The eyes of the two met, and Crosbie made a slight inclination of his head. To this Eames gave no acknowledgment whatever, but looked straight into the other's face. Crosbie immediately saw that they were not to know each other, and was well contented that it should be so. Among all his many troubles, the enmity of John Eames did not go for much. He showed no appearance of being disconcerted, though our friend had shown much. He opened his bag, and taking out a book was soon deeply engaged in it, pursuing his studies as though the man opposite was quite unknown to him. I will not say that his mind did not run away from his book, for indeed there were many things of which he found it impossible not to think; but it did not revert to John Eames. Indeed, when the carriages reached Paddington, he had in truth all but forgotten him; and as he stepped out of the carriage, with his bag in his hand, was quite free from any remotest trouble on his account.

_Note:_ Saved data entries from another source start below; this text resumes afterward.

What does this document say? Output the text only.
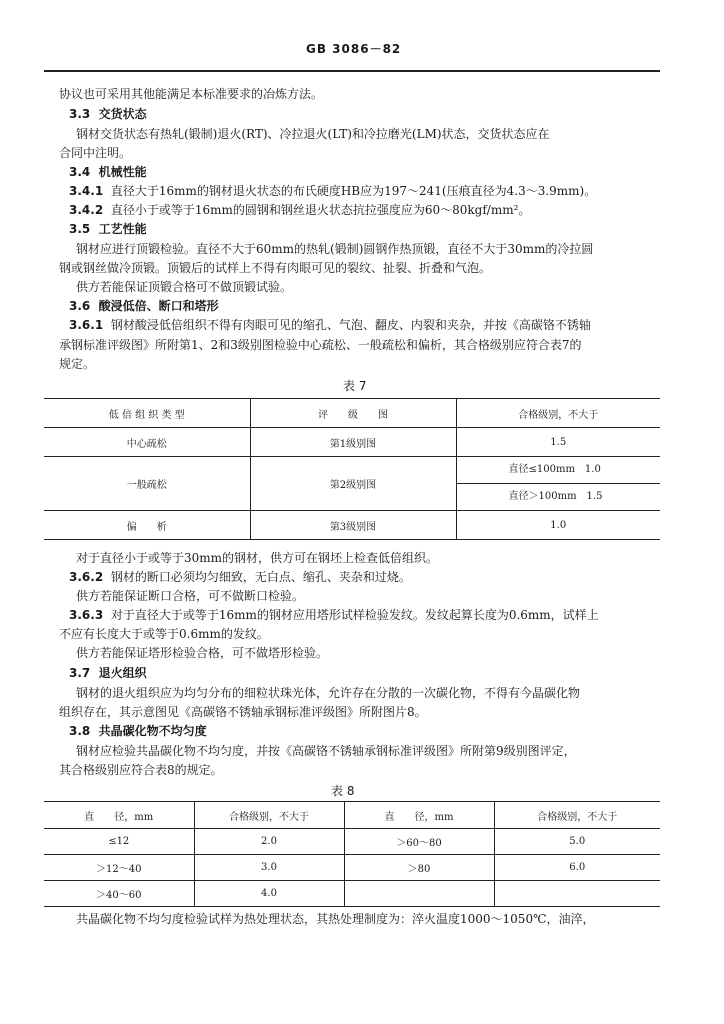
GB 3086－82
协议也可采用其他能满足本标准要求的冶炼方法。
3.3 交货状态
钢材交货状态有热轧(锻制)退火(RT)、冷拉退火(LT)和冷拉磨光(LM)状态，交货状态应在
合同中注明。
3.4 机械性能
3.4.1 直径大于16mm的钢材退火状态的布氏硬度HB应为197～241(压痕直径为4.3～3.9mm)。
3.4.2 直径小于或等于16mm的圆钢和钢丝退火状态抗拉强度应为60～80kgf/mm²。
3.5 工艺性能
钢材应进行顶锻检验。直径不大于60mm的热轧(锻制)圆钢作热顶锻，直径不大于30mm的冷拉圆
钢或钢丝做冷顶锻。顶锻后的试样上不得有肉眼可见的裂纹、扯裂、折叠和气泡。
供方若能保证顶锻合格可不做顶锻试验。
3.6 酸浸低倍、断口和塔形
3.6.1 钢材酸浸低倍组织不得有肉眼可见的缩孔、气泡、翻皮、内裂和夹杂，并按《高碳铬不锈轴
承钢标准评级图》所附第1、2和3级别图检验中心疏松、一般疏松和偏析，其合格级别应符合表7的
规定。
表 7
低 倍 组 织 类 型	评　　级　　图	合格级别，不大于
中心疏松	第1级别图	1.5
一般疏松	第2级别图	直径≤100mm　1.0
直径＞100mm　1.5

偏　　析	第3级别图	1.0
对于直径小于或等于30mm的钢材，供方可在钢坯上检查低倍组织。
3.6.2 钢材的断口必须均匀细致，无白点、缩孔、夹杂和过烧。
供方若能保证断口合格，可不做断口检验。
3.6.3 对于直径大于或等于16mm的钢材应用塔形试样检验发纹。发纹起算长度为0.6mm，试样上
不应有长度大于或等于0.6mm的发纹。
供方若能保证塔形检验合格，可不做塔形检验。
3.7 退火组织
钢材的退火组织应为均匀分布的细粒状珠光体，允许存在分散的一次碳化物，不得有今晶碳化物
组织存在，其示意图见《高碳铬不锈轴承钢标准评级图》所附图片8。
3.8 共晶碳化物不均匀度
钢材应检验共晶碳化物不均匀度，并按《高碳铬不锈轴承钢标准评级图》所附第9级别图评定，
其合格级别应符合表8的规定。
表 8
直　　径，mm	合格级别，不大于	直　　径，mm	合格级别，不大于
≤12	2.0	＞60～80	5.0
＞12～40	3.0	＞80	6.0
＞40～60	4.0		
共晶碳化物不均匀度检验试样为热处理状态，其热处理制度为：淬火温度1000～1050℃，油淬，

But it had not been so with Eames himself. Every moment of the journey had for him been crowded with thought as to what he would do now that chance had brought his enemy within his reach. He had been made quite wretched by the intensity of his thinking; and yet, when the carriages stopped, he had not made up his mind. His face had been covered with perspiration ever since Crosbie had come across him, and his limbs had hardly been under his own command. Here had come to him a great opportunity, and he felt so little confidence in himself that he almost knew that he would not use it properly. Twice and thrice he had almost flown at Crosbie's throat in the carriage, but he was restrained by an idea that the world and the police would be against him if he did such a thing in the presence of that old lady.
But when Crosbie turned his back upon him, and walked out, it was absolutely necessary that he should do something. He was not going to let the man escape, after all that he had said as to the expediency of thrashing him. Any other disgrace would be preferable to that.